• Natalie Wisdom

Stephen Edlund, Broadway Associate Director.

[Interview Date: October 18, 2020]


Broadway: Mrs. Doubtfire, Meteor Shower, Hello, Dolly, A Bronx Tale, Sister Act.


Where were you on March 12, 2020? And what was the week leading up to it like for you?


On March 12th, I was at the Stephen Sondheim Theater preparing for our 4th preview of Mrs. Doubtfire the musical on Broadway. We were right in the thick of making great changes to the piece. Just starting to hit our stride. We had gotten there earlier that day to meet as a creative team, plan for the day’s changes, and had started rehearsing onstage.


As Associate Director, what was it like to begin previews for Mrs. Doubtfire on March 9, 2020 to then have to shut down only a few days later? Did you initially anticipate the shutdown lasting this long?


Devastating. To not be able to do the thing you’re meant to do for a reason totally out of your control? It’s paralyzing. All I could hear in my mind was Zach from A Chorus Line saying, “If today were the day you had to stop dancing, how would you feel?” I keep replaying the moment when our producer addressed the entire company about what was happening. We were mid-rehearsal, putting in changes for that night when he called everyone to the house to talk to us. And while he spoke, all I could see was one cast member bravely do everything she could to hold back her tears.


What have, you, personally, been doing over the past year or so to stay sane? What has helped you the most?

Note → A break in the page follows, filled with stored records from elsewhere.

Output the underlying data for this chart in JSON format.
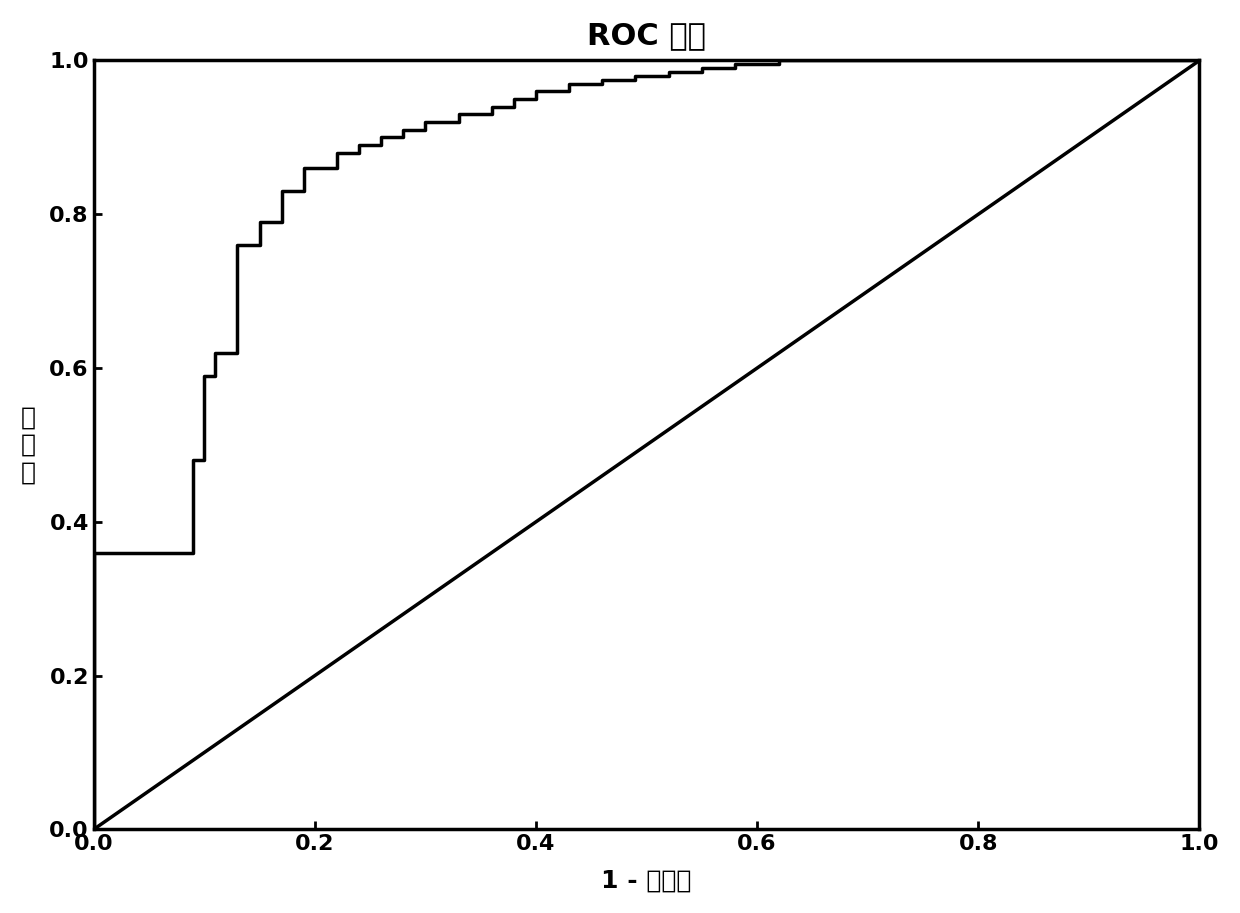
{
  "title": "ROC 曲线",
  "xlabel": "1 - 特异性",
  "ylabel": "敏\n感\n度",
  "xlim": [
    0.0,
    1.0
  ],
  "ylim": [
    0.0,
    1.0
  ],
  "xticks": [
    0.0,
    0.2,
    0.4,
    0.6,
    0.8,
    1.0
  ],
  "yticks": [
    0.0,
    0.2,
    0.4,
    0.6,
    0.8,
    1.0
  ],
  "background_color": "#ffffff",
  "line_color": "#000000",
  "title_fontsize": 22,
  "axis_label_fontsize": 18,
  "tick_fontsize": 16,
  "fpr": [
    0.0,
    0.0,
    0.09,
    0.09,
    0.1,
    0.1,
    0.11,
    0.11,
    0.13,
    0.13,
    0.15,
    0.15,
    0.17,
    0.17,
    0.19,
    0.19,
    0.22,
    0.22,
    0.24,
    0.24,
    0.26,
    0.26,
    0.28,
    0.28,
    0.3,
    0.3,
    0.33,
    0.33,
    0.36,
    0.36,
    0.38,
    0.38,
    0.4,
    0.4,
    0.43,
    0.43,
    0.46,
    0.46,
    0.49,
    0.49,
    0.52,
    0.52,
    0.55,
    0.55,
    0.58,
    0.58,
    0.62,
    0.62,
    1.0
  ],
  "tpr": [
    0.0,
    0.36,
    0.36,
    0.48,
    0.48,
    0.59,
    0.59,
    0.62,
    0.62,
    0.76,
    0.76,
    0.79,
    0.79,
    0.83,
    0.83,
    0.86,
    0.86,
    0.88,
    0.88,
    0.89,
    0.89,
    0.9,
    0.9,
    0.91,
    0.91,
    0.92,
    0.92,
    0.93,
    0.93,
    0.94,
    0.94,
    0.95,
    0.95,
    0.96,
    0.96,
    0.97,
    0.97,
    0.975,
    0.975,
    0.98,
    0.98,
    0.985,
    0.985,
    0.99,
    0.99,
    0.995,
    0.995,
    1.0,
    1.0
  ]
}
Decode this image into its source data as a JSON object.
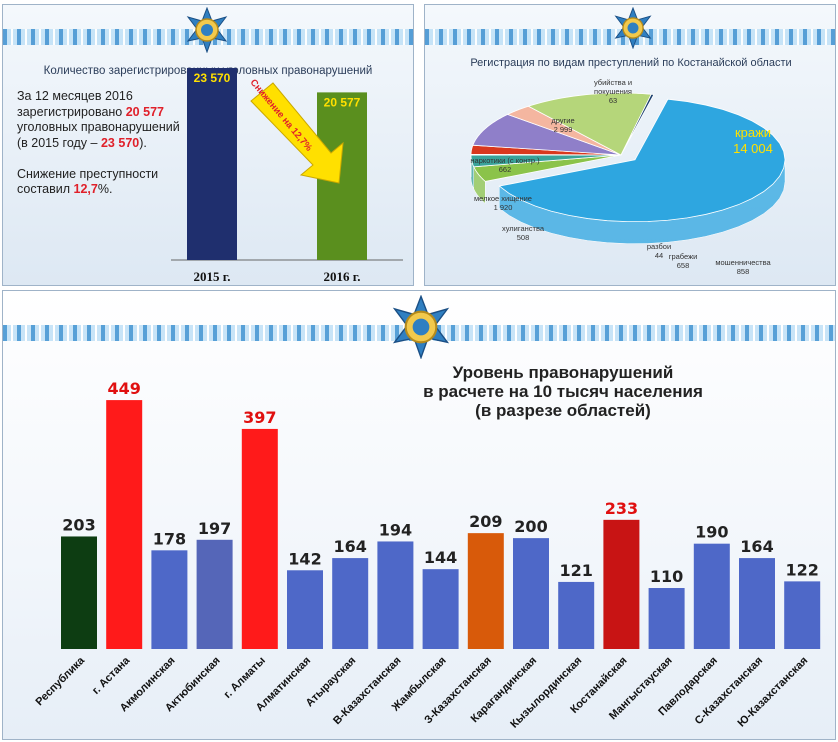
{
  "top_left": {
    "title": "Количество зарегистрированных уголовных правонарушений",
    "desc_line1": "За 12 месяцев 2016 зарегистрировано",
    "desc_value": "20 577",
    "desc_line2": "уголовных правонарушений",
    "desc_line3": "(в 2015 году –",
    "desc_prev": "23 570",
    "desc_line4": ").",
    "desc_line5": "Снижение преступности составил",
    "desc_pct": "12,7",
    "desc_line6": "%.",
    "arrow_label": "Снижение на 12,7%",
    "colors": {
      "bar_2015": "#1f2f6e",
      "bar_2016": "#5a8f1e",
      "arrow": "#ffe000",
      "value_text": "#ffe000"
    }
  },
  "top_right": {
    "title": "Регистрация по видам преступлений по Костанайской области"
  },
  "bottom": {
    "title_lines": [
      "Уровень правонарушений",
      "в расчете на 10 тысяч населения",
      "(в разрезе областей)"
    ],
    "colors": {
      "default": "#4e68c8",
      "republic": "#0d3d12",
      "highlight_red": "#ff1a1a",
      "dark_red": "#c81414",
      "orange": "#d85a0a",
      "aktobe": "#5566b8"
    }
  },
  "chart_data": [
    {
      "type": "bar",
      "categories": [
        "2015 г.",
        "2016 г."
      ],
      "values": [
        23570,
        20577
      ],
      "value_labels": [
        "23 570",
        "20 577"
      ],
      "title": "Количество зарегистрированных уголовных правонарушений",
      "ylim": [
        0,
        23570
      ],
      "grid": false
    },
    {
      "type": "pie",
      "title": "Регистрация по видам преступлений по Костанайской области",
      "slices": [
        {
          "name": "кражи",
          "value": 14004,
          "label": "14 004",
          "color": "#2ea6e0"
        },
        {
          "name": "мошенничества",
          "value": 858,
          "label": "858",
          "color": "#8bc34a"
        },
        {
          "name": "грабежи",
          "value": 658,
          "label": "658",
          "color": "#3aa39a"
        },
        {
          "name": "разбои",
          "value": 44,
          "label": "44",
          "color": "#1f6b8f"
        },
        {
          "name": "хулиганства",
          "value": 508,
          "label": "508",
          "color": "#d9381e"
        },
        {
          "name": "мелкое хищение",
          "value": 1920,
          "label": "1 920",
          "color": "#8f7fc9"
        },
        {
          "name": "наркотики (с контр.)",
          "value": 662,
          "label": "662",
          "color": "#f4b6a0"
        },
        {
          "name": "другие",
          "value": 2999,
          "label": "2 999",
          "color": "#b5d67a"
        },
        {
          "name": "убийства и покушения",
          "value": 63,
          "label": "63",
          "color": "#1b3f6e"
        }
      ]
    },
    {
      "type": "bar",
      "title": "Уровень правонарушений в расчете на 10 тысяч населения (в разрезе областей)",
      "categories": [
        "Республика",
        "г. Астана",
        "Акмолинская",
        "Актюбинская",
        "г. Алматы",
        "Алматинская",
        "Атырауская",
        "В-Казахстанская",
        "Жамбылская",
        "З-Казахстанская",
        "Карагандинская",
        "Кызылординская",
        "Костанайская",
        "Мангыстауская",
        "Павлодарская",
        "С-Казахстанская",
        "Ю-Казахстанская"
      ],
      "values": [
        203,
        449,
        178,
        197,
        397,
        142,
        164,
        194,
        144,
        209,
        200,
        121,
        233,
        110,
        190,
        164,
        122
      ],
      "value_labels": [
        "203",
        "449",
        "178",
        "197",
        "397",
        "142",
        "164",
        "194",
        "144",
        "209",
        "200",
        "121",
        "233",
        "110",
        "190",
        "164",
        "122"
      ],
      "bar_colors": [
        "#0d3d12",
        "#ff1a1a",
        "#4e68c8",
        "#5566b8",
        "#ff1a1a",
        "#4e68c8",
        "#4e68c8",
        "#4e68c8",
        "#4e68c8",
        "#d85a0a",
        "#4e68c8",
        "#4e68c8",
        "#c81414",
        "#4e68c8",
        "#4e68c8",
        "#4e68c8",
        "#4e68c8"
      ],
      "value_label_colors": [
        "#222",
        "#e01010",
        "#222",
        "#222",
        "#e01010",
        "#222",
        "#222",
        "#222",
        "#222",
        "#222",
        "#222",
        "#222",
        "#e01010",
        "#222",
        "#222",
        "#222",
        "#222"
      ],
      "ylim": [
        0,
        460
      ],
      "grid": false
    }
  ]
}
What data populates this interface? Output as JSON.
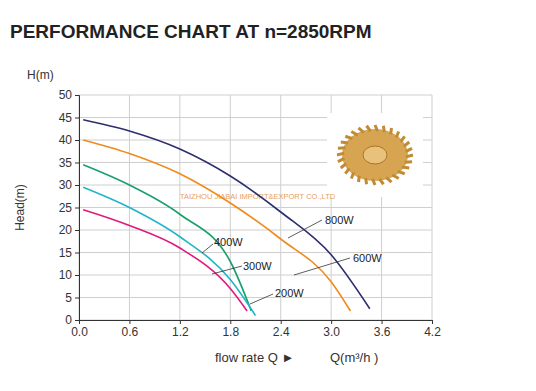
{
  "chart_data": {
    "type": "line",
    "title": "PERFORMANCE CHART AT n=2850RPM",
    "ylabel_top": "H(m)",
    "ylabel": "Head(m)",
    "xlabel": "flow rate Q ►",
    "xlabel_unit": "Q(m³/h )",
    "annotations": [
      "TAIZHOU JIABAI IMPORT&EXPORT CO.,LTD"
    ],
    "xlim": [
      0,
      4.2
    ],
    "xticks": [
      {
        "value": 0,
        "label": "0.0"
      },
      0.6,
      1.2,
      1.8,
      2.4,
      {
        "value": 3,
        "label": "3.0"
      },
      3.6,
      4.2
    ],
    "ylim": [
      0,
      50
    ],
    "yticks": [
      0,
      5,
      10,
      15,
      20,
      25,
      30,
      35,
      40,
      45,
      50
    ],
    "grid": true,
    "series": [
      {
        "name": "800W",
        "color": "#2c2f6e",
        "x": [
          0.05,
          0.6,
          1.2,
          1.8,
          2.4,
          3.0,
          3.46
        ],
        "values": [
          44.5,
          42,
          38,
          32,
          24,
          14.5,
          2.5
        ]
      },
      {
        "name": "600W",
        "color": "#f08a1c",
        "x": [
          0.05,
          0.6,
          1.2,
          1.8,
          2.4,
          3.0,
          3.23
        ],
        "values": [
          40,
          37,
          32.5,
          26,
          18,
          8.5,
          2
        ]
      },
      {
        "name": "400W",
        "color": "#17a06b",
        "x": [
          0.05,
          0.6,
          1.2,
          1.8,
          2.05
        ],
        "values": [
          34.5,
          30,
          23.5,
          13,
          2
        ]
      },
      {
        "name": "300W",
        "color": "#1fb5c9",
        "x": [
          0.05,
          0.6,
          1.2,
          1.8,
          2.1
        ],
        "values": [
          29.5,
          25,
          18.5,
          9,
          1
        ]
      },
      {
        "name": "200W",
        "color": "#e0197d",
        "x": [
          0.05,
          0.6,
          1.2,
          1.8,
          2.0
        ],
        "values": [
          24.5,
          21,
          16,
          7,
          2
        ]
      }
    ]
  }
}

Walking! My husband and I fell in love with the parks of NYC. We went up and down Manhattan every day. Saw every inch of Central Park. One day we walked 16 miles for a free Krispy Kreme donut. That was a good day.


Has the pandemic altered your priorities during this time? Have you made any life decisions that you wouldn’t have if things had stayed the same?


We bought a house! Our whole life timeline changed. We bought a fixer upper in Massachusetts that needed a lot of love and sweat equity and time. And we have nothing but time right now. And we found we love being out of the city. The city just isn’t the same without its arts and restaurants. That culture is the heartbeat of the city.


How has what’s happening in the world affected your drive to create? Have you felt a stronger urge? A lack of inspiration? Or has it stayed about the same for you?


It comes in waves, doesn’t it? Inspiration and ideas and juices flowing. And then, there’s sort of an existential paralysis that comes next as you realize how far away this thing is from coming back.


What has been the most challenging thing you’ve experienced since the Broadway shutdown?


Motivation. On every level.


What positives, if any, do you think have come out of this time of quarantine?


We changed our life. And are making it better by doing something that’ll bring us joy for the rest of our lives.


What is your biggest concern right now?


Healthcare.


What do you miss the most about theatre/your job/the arts?


The people.


What’s your favorite theatre memory?


Getting my first Broadway job offered to me in a DMV parking lot in California. Jerry Zaks said to me, “If you move to New York, you can be my AD on Sister Act.” And he got out of the car. My jaw was on the floor.


What is the first thing you’re going to do when theatre is back?


Hug people. Hug them so hard.


What advice do you have for young Broadway hopefuls during this time?


Learn. Read. Practice. Use this time to keep working on you. Both on stage and off. Living makes you better on stage. Practicing makes you better on stage. Learn some new skills. Be a better and more educated artist when you come back.

Lightning Round:


Favorite Broadway Musical? Sunday in the Park

Favorite Broadway Play? Curious Incident

Favorite Broadway Revival? The 2008 Revival of Gypsy. That was the first musical I really noticed what great acting looked and sounded like. I understood every moment of that production.

Phantom or Les Miz? Phantom. My first Broadway show.

Hamilton or In the Heights? Hamilton

My Fair Lady or Oklahoma? My Fair Lady. My Mom’s favorite.

Rent or Rock of Ages? Rent. I know that show like the back of my hand.

Stephen Schwartz or Stephen Sondheim? Sondheim. Just so I can cry listening to the end of Sunday in the Park.

Andrew Lloyd Webber or Andrew Guettel? Andrew Lloyd Webber, only for being a part of making me fall in love with Musical Theatre.

Favorite Theatre Ritual? Watching a show from the back of the theater

Favorite NYC Restaurant? Little Owl in the West Village. Get the chicken.

Favorite Theatre Superstition? The ghost light. I love a lightbulb on stage.